Henry Kaiser had no automotive marketing experience while Joseph Frazer did, He was president of the Graham-Paige Corporation prior to the Second World War. Henry Kaiser was a damn the torpedoes full Speed ahead kind of guy. Joseph Frazer was a realist. As sales for K-F products dropped off in 1949 as Ford Chrysler and GM introduced a new generations of designs, Kaiser pushed for more production creating an oversupply of cars that took until mid-1950 to sell. With nothing but friction between the two, Frazer left the company in 1951, and the Frazer nameplate was dropped after a short 10,000 unit production run. In 1952 the Corporation was renamed Kaiser Motors Corporation and continued building passenger cars through 1955.

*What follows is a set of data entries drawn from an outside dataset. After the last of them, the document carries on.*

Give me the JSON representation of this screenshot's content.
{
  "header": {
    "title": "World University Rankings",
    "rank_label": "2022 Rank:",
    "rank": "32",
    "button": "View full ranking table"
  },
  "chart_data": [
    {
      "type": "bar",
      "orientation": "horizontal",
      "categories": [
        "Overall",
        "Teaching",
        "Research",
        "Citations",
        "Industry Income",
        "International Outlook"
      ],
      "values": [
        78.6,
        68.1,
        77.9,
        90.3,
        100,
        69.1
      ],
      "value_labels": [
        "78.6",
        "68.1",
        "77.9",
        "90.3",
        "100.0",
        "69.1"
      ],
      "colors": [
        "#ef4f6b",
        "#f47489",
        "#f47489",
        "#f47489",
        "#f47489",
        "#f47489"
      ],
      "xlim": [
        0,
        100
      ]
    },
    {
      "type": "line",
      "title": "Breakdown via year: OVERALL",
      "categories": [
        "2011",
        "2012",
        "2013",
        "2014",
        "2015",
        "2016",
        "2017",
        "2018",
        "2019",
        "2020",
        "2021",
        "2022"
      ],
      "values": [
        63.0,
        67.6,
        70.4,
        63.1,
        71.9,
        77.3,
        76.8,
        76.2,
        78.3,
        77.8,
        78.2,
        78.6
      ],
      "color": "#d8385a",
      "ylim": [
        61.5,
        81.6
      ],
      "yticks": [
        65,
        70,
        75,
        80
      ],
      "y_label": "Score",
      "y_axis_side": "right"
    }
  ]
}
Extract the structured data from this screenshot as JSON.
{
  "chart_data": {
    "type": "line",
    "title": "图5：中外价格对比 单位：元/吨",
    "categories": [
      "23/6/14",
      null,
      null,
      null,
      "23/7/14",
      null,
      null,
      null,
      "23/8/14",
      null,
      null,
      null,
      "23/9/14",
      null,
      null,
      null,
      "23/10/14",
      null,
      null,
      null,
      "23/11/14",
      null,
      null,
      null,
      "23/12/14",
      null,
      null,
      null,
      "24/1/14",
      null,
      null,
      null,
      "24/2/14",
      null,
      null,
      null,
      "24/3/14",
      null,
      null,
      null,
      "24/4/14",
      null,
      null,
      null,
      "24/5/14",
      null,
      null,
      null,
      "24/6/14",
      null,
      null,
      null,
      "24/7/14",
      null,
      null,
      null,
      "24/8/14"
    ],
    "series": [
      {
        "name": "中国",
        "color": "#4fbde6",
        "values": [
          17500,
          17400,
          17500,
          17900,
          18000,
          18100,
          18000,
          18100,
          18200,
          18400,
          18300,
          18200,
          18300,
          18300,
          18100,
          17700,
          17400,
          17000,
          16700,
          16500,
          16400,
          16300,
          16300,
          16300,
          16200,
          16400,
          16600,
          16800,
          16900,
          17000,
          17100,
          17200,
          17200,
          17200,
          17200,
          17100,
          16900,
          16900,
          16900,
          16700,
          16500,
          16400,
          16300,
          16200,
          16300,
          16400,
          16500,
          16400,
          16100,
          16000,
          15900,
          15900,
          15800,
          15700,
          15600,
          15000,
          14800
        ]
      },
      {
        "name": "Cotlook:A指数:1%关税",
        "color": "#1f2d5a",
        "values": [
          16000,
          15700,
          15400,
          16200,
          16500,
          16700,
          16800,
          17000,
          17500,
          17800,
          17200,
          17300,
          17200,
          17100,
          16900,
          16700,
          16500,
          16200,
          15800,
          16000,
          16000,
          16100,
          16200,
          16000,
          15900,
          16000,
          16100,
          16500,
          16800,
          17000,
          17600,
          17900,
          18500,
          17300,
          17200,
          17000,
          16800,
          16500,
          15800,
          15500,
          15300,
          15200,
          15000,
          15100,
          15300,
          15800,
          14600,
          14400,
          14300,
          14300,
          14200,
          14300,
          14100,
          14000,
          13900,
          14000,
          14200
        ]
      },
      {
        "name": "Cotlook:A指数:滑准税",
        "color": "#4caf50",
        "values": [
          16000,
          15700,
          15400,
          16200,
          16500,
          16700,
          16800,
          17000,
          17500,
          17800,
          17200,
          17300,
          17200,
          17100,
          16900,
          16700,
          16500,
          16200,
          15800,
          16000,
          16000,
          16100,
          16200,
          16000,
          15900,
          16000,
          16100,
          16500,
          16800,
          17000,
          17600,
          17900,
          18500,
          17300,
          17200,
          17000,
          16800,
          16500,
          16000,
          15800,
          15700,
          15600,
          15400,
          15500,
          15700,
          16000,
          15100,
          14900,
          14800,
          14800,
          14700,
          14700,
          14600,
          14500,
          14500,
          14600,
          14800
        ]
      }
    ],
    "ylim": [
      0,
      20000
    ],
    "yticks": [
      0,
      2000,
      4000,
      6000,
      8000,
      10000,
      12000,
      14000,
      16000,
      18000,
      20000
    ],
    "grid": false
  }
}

In 1953 Kaiser bought the strapped Willys-Overland company and merged the Kaiser and Willys became the Willys Motors. The decision was then made to exit the passenger car market, which was accomplished at the end of the 1955 model year. By 1956, Willys Motors was building only utility vehicles, many for export, and was turning a healthy profit.
In 1970, the Kaiser Jeep Corporation, as the company had been renamed in 1963, was sold to American Motors Corporation which continued to manufacture Jeep vehicles until AMC itself was purchased by Chrysler in 1987 for $360 million. Chrysler wanted the Jeep vehicle line and had estimated that for them to create a similar competing product and build a reputation to match would have cost in excess of $1 billion.